Lévis Refuse

Lévis Refuse les compteurs intelligents d'Hydro-Québec

Québec réitère sa confiance en Hydro-Québec

3 février 2015 – Source : Journal Le Devoir

Les récentes démissions survenues chez Hydro-Québec, dont celle de son grand patron Thierry Vandal, ne cachent pas une confiance déficiente du gouvernement envers la société d’État, affirme le premier ministre Philippe Couillard.

S’il a refusé de s’étendre sur les raisons entourant le départ de M. Vandal, le premier ministre a estimé mardi que les départs au sein de la haute direction d’Hydro-Québec étaient des «changements» qui surviennent dans la vie d’une entreprise.

«Voilà le moment venu pour ces personnes de faire autre chose. On leur souhaite bonne chance», a-t-il dit en marge d’une annonce à Montréal.

Vendredi dernier, M. Vandal a annoncé qu’il quittait son poste de président-directeur général de la société d’État, près d’une décennie après avoir été nommé à sa tête — et deux ans avant la fin de son mandat.

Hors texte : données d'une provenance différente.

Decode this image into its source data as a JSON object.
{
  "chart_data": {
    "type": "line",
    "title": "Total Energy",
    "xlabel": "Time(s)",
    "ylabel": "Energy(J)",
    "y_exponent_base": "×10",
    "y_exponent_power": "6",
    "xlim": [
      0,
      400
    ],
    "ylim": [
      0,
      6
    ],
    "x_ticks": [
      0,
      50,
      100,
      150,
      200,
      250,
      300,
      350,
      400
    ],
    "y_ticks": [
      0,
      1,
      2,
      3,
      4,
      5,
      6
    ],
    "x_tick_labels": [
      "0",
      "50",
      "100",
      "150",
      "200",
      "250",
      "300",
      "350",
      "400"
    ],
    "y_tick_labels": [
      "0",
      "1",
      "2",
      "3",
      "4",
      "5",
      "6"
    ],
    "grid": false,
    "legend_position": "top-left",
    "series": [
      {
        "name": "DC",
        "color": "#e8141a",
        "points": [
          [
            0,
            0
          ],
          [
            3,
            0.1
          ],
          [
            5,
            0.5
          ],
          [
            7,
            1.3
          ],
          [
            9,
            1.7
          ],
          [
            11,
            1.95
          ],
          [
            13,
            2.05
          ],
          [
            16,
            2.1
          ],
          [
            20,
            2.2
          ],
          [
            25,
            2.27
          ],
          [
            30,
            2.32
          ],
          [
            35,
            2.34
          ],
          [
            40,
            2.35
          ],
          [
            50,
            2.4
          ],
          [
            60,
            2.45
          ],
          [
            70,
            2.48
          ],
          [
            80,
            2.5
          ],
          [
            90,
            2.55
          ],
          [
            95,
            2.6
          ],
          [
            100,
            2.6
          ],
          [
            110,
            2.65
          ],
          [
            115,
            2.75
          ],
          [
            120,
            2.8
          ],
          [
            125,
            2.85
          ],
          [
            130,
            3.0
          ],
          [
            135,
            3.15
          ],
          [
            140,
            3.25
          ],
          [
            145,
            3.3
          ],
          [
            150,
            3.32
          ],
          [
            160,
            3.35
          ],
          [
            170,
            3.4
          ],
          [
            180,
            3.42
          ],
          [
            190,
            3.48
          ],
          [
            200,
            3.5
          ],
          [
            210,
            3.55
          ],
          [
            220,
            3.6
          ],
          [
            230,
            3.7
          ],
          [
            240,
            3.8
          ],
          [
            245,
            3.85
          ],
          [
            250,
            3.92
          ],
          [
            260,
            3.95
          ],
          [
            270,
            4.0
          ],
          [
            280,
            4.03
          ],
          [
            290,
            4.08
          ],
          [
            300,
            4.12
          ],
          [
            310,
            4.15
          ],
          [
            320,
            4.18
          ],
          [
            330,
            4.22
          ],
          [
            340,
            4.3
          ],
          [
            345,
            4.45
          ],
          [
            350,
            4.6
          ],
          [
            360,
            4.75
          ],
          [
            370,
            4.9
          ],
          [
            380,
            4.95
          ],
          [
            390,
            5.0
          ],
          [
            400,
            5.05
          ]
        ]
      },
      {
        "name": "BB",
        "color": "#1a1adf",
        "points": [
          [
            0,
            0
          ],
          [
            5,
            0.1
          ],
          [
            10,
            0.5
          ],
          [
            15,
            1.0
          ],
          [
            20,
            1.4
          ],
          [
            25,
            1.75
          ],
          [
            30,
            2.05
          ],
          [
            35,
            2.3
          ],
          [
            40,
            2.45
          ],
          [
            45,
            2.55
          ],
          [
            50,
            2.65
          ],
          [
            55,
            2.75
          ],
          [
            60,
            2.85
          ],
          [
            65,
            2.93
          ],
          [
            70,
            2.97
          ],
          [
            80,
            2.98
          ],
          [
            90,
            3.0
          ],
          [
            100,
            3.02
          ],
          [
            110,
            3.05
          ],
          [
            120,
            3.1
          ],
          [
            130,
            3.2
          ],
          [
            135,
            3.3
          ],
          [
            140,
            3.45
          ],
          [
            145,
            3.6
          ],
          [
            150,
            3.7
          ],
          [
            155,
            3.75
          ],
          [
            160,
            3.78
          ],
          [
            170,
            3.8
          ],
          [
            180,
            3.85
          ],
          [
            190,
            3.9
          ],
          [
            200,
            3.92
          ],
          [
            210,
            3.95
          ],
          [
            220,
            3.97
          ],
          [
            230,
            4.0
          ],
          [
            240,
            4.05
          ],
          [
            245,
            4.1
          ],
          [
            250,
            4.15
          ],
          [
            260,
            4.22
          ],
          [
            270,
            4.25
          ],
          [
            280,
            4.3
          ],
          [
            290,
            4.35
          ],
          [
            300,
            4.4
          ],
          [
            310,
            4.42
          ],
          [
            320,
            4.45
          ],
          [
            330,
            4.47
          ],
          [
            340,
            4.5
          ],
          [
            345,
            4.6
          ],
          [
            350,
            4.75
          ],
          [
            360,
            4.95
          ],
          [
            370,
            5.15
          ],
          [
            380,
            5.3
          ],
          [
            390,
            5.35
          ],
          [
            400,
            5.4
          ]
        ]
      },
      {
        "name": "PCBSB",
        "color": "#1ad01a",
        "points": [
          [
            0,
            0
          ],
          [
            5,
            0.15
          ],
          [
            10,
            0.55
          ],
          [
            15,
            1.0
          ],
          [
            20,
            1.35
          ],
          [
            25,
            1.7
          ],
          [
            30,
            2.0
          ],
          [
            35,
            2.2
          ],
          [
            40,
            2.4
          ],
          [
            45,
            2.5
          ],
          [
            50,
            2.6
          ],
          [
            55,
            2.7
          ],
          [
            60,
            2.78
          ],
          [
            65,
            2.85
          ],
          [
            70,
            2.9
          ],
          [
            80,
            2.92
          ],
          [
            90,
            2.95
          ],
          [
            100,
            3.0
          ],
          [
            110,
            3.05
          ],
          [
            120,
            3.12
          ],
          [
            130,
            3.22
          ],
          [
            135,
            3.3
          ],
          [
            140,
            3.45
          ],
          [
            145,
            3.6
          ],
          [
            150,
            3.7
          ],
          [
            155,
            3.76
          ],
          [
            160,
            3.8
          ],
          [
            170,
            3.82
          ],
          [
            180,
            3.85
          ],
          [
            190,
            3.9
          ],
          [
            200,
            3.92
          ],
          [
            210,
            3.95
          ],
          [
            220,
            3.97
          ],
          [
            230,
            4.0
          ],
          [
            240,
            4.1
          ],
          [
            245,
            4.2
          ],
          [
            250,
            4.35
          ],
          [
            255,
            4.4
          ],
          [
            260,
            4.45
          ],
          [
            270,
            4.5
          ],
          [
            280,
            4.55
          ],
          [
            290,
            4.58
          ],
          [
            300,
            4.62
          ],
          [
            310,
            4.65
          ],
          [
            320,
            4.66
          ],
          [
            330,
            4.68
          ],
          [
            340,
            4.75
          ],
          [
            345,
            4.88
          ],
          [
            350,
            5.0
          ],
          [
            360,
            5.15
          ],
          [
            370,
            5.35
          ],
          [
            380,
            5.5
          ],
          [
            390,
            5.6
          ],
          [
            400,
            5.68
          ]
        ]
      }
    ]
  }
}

De plus, la vice-présidente exécutive aux affaires corporatives et secrétaire générale d’Hydro-Québec, Marie-José Nadeau, a récemment annoncé qu’elle prendrait sa retraite en mai, alors qu’un gestionnaire associé au projet des compteurs intelligents, Georges Abiad, a quitté la société d’État.

Dossiers controversés

Réitérant sa confiance à l’endroit de la haute direction d’Hydro-Québec, M. Couillard a martelé que certains dossiers controversés comme le déploiement des compteurs intelligents et les importants surplus générés par la filière éolienne n’avaient rien à voir avec ces démissions.

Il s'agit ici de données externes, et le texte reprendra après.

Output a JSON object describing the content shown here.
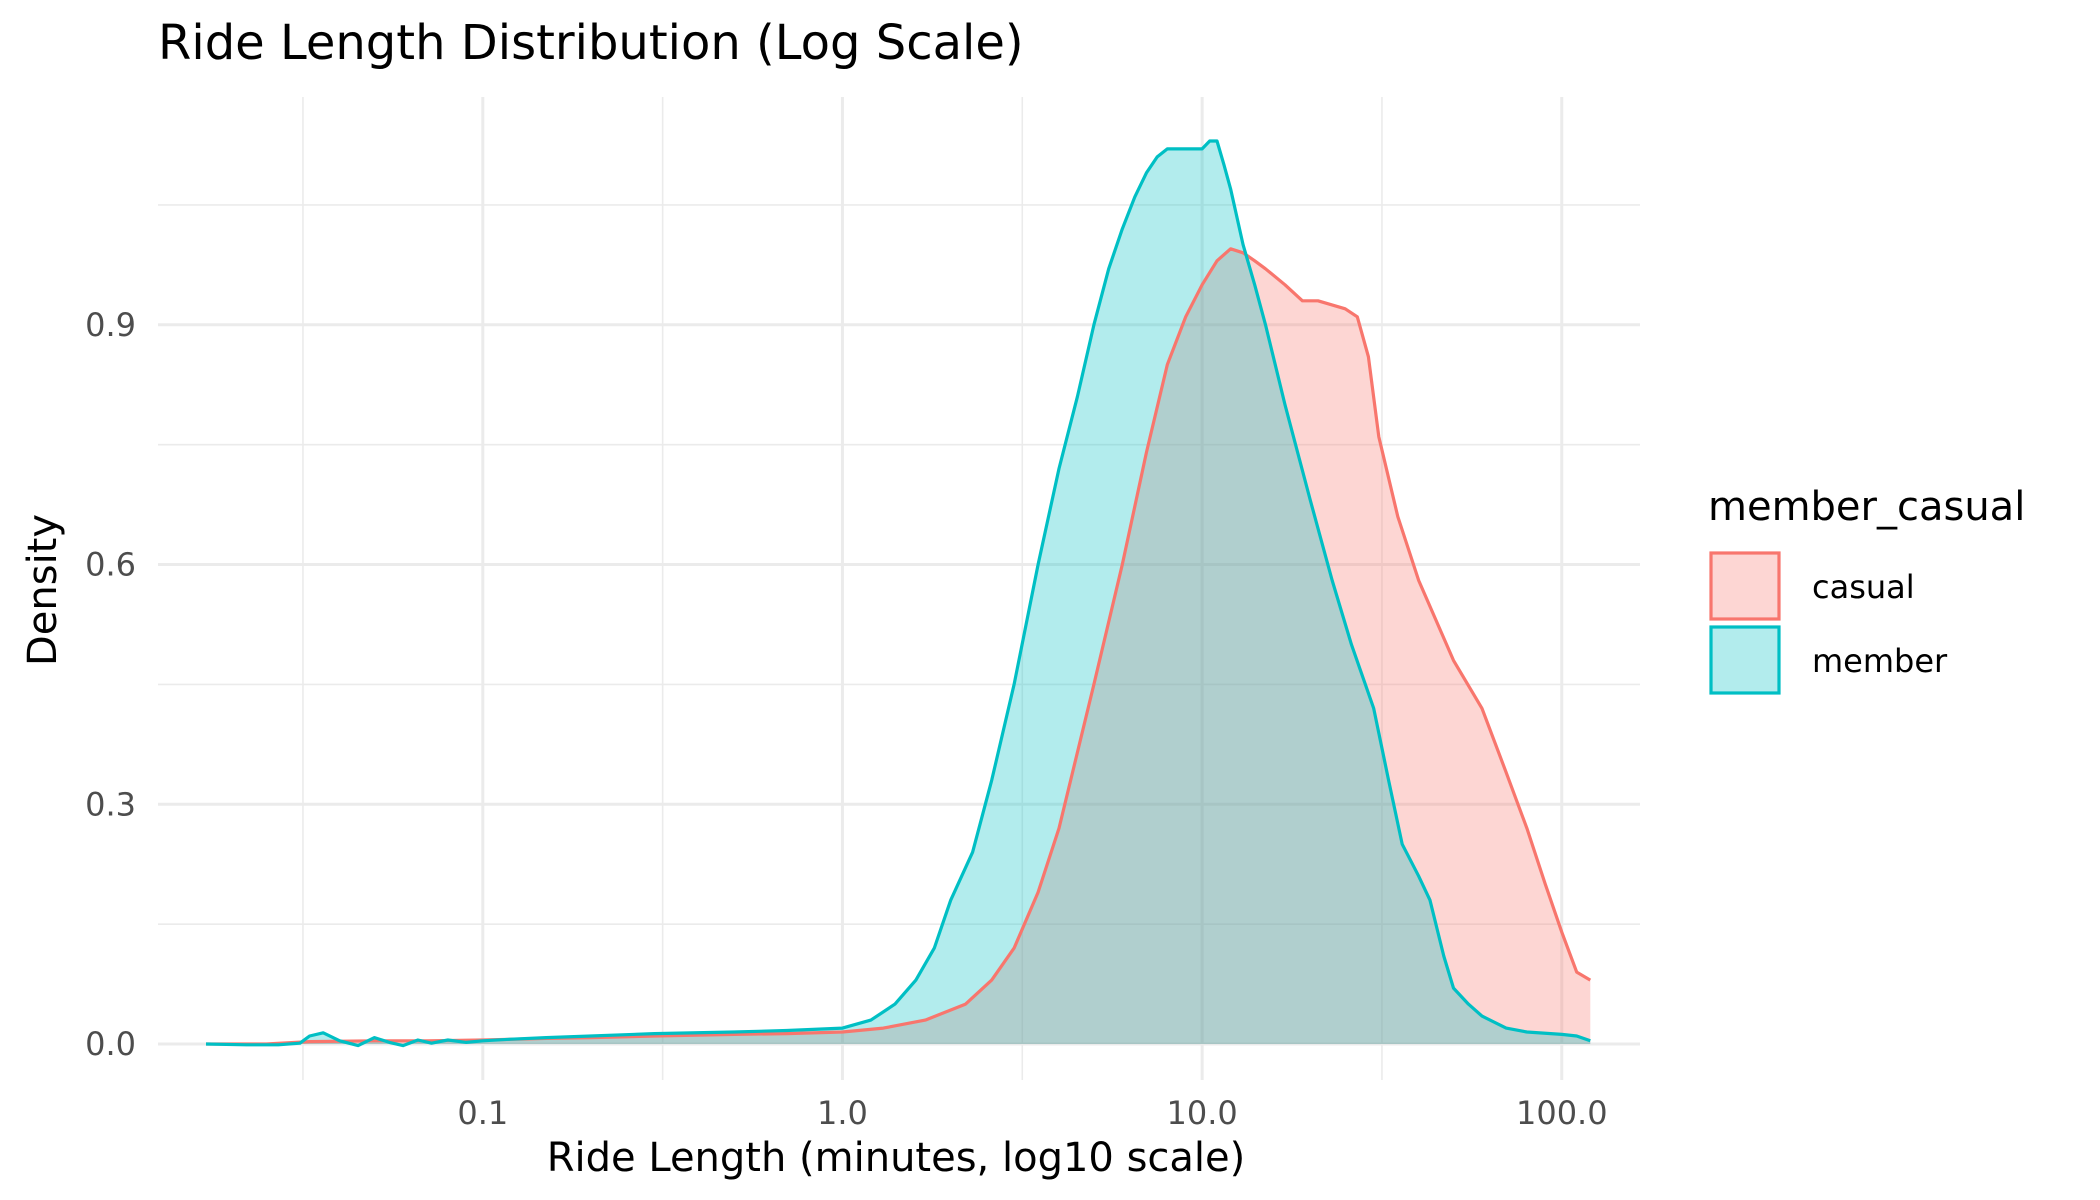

«C’est à Hydro-Québec de gérer cela [les compteurs intelligents], s’est-il contenté de dire. C’est à eux de veiller que le déploiement se fasse adéquatement pour leurs clients.»

Malgré les importants surplus générés par la filière éolienne, Québec veut assurer la pérennité de cette industrie, et ce, même si un rapport de la Commission des enjeux énergétiques suggère le contraire.

«C’est une bonne nouvelle [les surplus] pour le Québec, a dit M. Couillard. Les bras me tombent quand j’entends parler d’un problème de surplus d’électricité. On s’en sert pour exporter et attirer des entreprises chez nous.»

Déposé à l’hiver 2014, ce document de la Commission suggérait également la réduction du développement de l’hydroélectricité et soulignait que la poursuite des investissements dans ces deux secteurs pourrait faire perdre plusieurs milliards à la province.

L’opposition péquiste a de son côté demandé à ce que MM. Vandal et Abiad ainsi que Mme Nadeau soient entendus en commission parlementaire à l’Assemblée nationale afin d’expliquer leur décision.

Son porte-parole en matière d’énergie et de ressources, Bernard Drainville, a estimé que trois démissions en «quelques jours» à des postes stratégiques n’étaient pas une «situation courante».

Le député de la circonscription de Marie-Victorin a également rappelé qu’en décembre dernier, le patron de l’Unité permanente anticorruption, Robert Lafrenière, avait laissé entendre que son organisation s’intéressait à certains contrats de la société d’État

«Les parlementaires doivent en savoir plus sur toutes ces questions, a souligné M. Drainville. Ces personnes doivent venir rendre compte de leurs décisions avant leur départ. Elles en sont imputables.»

Investissement en capital de risque

Le premier ministre était de passage dans la métropole pour annoncer une bonification de 65 millions du fonds de capital de risque en démarrage Anges Québec, dont la capitalisation atteindra 85 millions.

La contribution totale de Québec, incluant celle effectuée par Investissement Québec, atteint 25 millions. La Caisse de dépôt et placement du Québec et le Fonds de solidarité FTQ allongent respectivement 25 millions et 15 millions.

M. Couillard s’est par ailleurs défendu de ne pas en faire assez pour stimuler la création d’emplois, alors qu’il avait promis, en campagne électorale, la création de 250 000 postes sur cinq ans.

En décembre, l’économie québécoise a perdu 6700 postes, puisque les 16 900 emplois à temps plein créés ont été contrebalancés par la perte de 23 600 emplois à temps partiel.

«La tendance s’est inversée dans la dernière partie de l’année, où plus d’emplois à temps plein ont été créés en novembre et en décembre», a dit le premier ministre, qui refuse d’abaisser sa cible de 250 000 emplois sur cinq ans.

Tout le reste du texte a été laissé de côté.